Я не знаю, как вести себя с другими людьми, и не знаю, как остановить себя от того, чтобы видеть в каждом потенциальную угрозу.
Даже сейчас, неделю спустя, я все еще не могу по-настоящему заснуть: один глаз всегда открыт, чтобы убедиться, что никто не собирается нападать.
Я готовлюсь к опасности, как зверь в клетке, которого внезапно выпустили на свободу. Приманка дикой природы кажется коварной, поскольку в моем сознании живут только воспоминания о неволе.
И люди заметили. Все заметили.
Я отдал дань уважения своему брату в его доме, и даже он, прикованный к постели и едва владеющий всеми своими способностями, мог видеть, что я уже не тот.
Но в то время как большинство, похоже, настороженно отнеслось к моему новому «я», Циско увидел во мне то, чем можно воспользоваться.
Он сын своего отца.
Он знает, что под поверхностью что-то кипит. Что-то злобное и смертоносное, что он хочет использовать, чтобы уничтожить Гуэрра.
А мне так хочется драки, что я ему позволю.
В конце концов, моя жизнь началась и закончится в Фамильи. Я так долго был ее кулаком и щитом, что не знаю, как быть чем-то иным, кроме как орудием наказания. Тем более теперь, когда все мое существование в течение последних пяти лет вращалось вокруг использования моих кулаков.
Вернувшись на кухню, я занялся приготовлением еды. Помещение небольшое, и я выбрал эту квартиру именно из-за ее компактности.
После того как я вышел из тюрьмы, я не мог спать на прежнем месте. Слишком много открытого пространства приводило к паранойе, и я никогда не мог устроиться достаточно удобно, чтобы отдохнуть. Найдя небольшую квартиру-студию, где все было в одной комнате, я сразу же переехал.
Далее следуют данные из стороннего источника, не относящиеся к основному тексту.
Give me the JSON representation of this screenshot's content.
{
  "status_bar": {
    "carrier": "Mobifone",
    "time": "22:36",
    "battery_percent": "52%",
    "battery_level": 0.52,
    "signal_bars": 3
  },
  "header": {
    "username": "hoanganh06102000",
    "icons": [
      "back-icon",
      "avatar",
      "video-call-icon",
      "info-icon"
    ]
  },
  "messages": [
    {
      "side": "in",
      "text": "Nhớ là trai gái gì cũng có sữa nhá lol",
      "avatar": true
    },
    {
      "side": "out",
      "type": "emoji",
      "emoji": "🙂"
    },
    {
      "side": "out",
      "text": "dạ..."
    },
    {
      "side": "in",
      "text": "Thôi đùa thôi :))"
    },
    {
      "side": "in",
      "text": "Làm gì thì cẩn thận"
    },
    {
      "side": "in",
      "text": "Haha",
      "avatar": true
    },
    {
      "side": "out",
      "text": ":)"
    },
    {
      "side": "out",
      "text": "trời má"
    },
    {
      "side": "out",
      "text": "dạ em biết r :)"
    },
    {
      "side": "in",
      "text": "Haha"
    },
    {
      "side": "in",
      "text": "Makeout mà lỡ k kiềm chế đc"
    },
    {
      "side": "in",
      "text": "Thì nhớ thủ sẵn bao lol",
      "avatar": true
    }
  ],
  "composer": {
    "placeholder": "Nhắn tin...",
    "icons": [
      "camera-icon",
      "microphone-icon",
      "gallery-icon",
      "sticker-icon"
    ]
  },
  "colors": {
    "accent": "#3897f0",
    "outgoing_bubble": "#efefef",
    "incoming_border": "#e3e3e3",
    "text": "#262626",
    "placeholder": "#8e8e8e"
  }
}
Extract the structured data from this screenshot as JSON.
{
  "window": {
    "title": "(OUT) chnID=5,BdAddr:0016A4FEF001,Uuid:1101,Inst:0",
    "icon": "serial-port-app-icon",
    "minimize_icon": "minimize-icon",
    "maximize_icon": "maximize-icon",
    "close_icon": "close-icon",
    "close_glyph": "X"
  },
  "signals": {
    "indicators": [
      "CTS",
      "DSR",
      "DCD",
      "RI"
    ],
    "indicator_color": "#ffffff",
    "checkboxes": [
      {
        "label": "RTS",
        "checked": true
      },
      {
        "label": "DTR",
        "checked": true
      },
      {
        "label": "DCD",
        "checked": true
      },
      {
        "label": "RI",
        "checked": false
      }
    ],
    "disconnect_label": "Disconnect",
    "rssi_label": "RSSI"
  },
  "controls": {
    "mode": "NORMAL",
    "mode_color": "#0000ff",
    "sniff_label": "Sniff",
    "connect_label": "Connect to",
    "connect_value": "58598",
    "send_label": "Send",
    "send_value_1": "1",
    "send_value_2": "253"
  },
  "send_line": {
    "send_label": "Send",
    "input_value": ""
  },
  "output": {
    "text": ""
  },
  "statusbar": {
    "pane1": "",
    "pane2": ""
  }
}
В том, что у меня нет свободы передвижения, есть своя степень привычности, даже когда я знаю, что теперь я свободен.
Мое внимание привлекает жужжащий звук. Оставит посуду на столе, я медленно отхожу от кухни, следуя за посторонним звуком. У меня закладывает уши, и хотя какая-то часть меня думает, что это моя больная паранойя, я не собираюсь рисковать.
Встав на пальцы ног, я незаметно двигаюсь к источнику звука, мои мышцы напряжены, а кулаки сжаты и готовы к действиям. И в этот момент мне хочется, чтобы кто-нибудь попытался ворваться. Просто чтобы у меня был повод выплеснуть эту жестокость из себя.
Как и ожидалось, дверь сотрясается несколько секунд, прежде чем ручка медленно поворачивается.
Я прижимаюсь к стене, ожидая, пока тот, кто находится по ту сторону, войдет. Мне достаточно увидеть очертания силуэта, и я начинаю действовать.
Вытянув руку в сторону, я наношу удар по его шее, попадая в адамово яблоко и заставляя его со стоном упасть на пол.
Адреналин бурлит в моих венах, я готов расправиться с этим ублюдком, и к черту последствия. В этот момент я вижу только свои кулаки измазанные кровью, костяшки пальцев, и ломающиеся кости.
Но намек на светлые волосы выводит меня из состояния ярости, мои брови сходятся вместе, когда я понимаю, кто мой незваный гость.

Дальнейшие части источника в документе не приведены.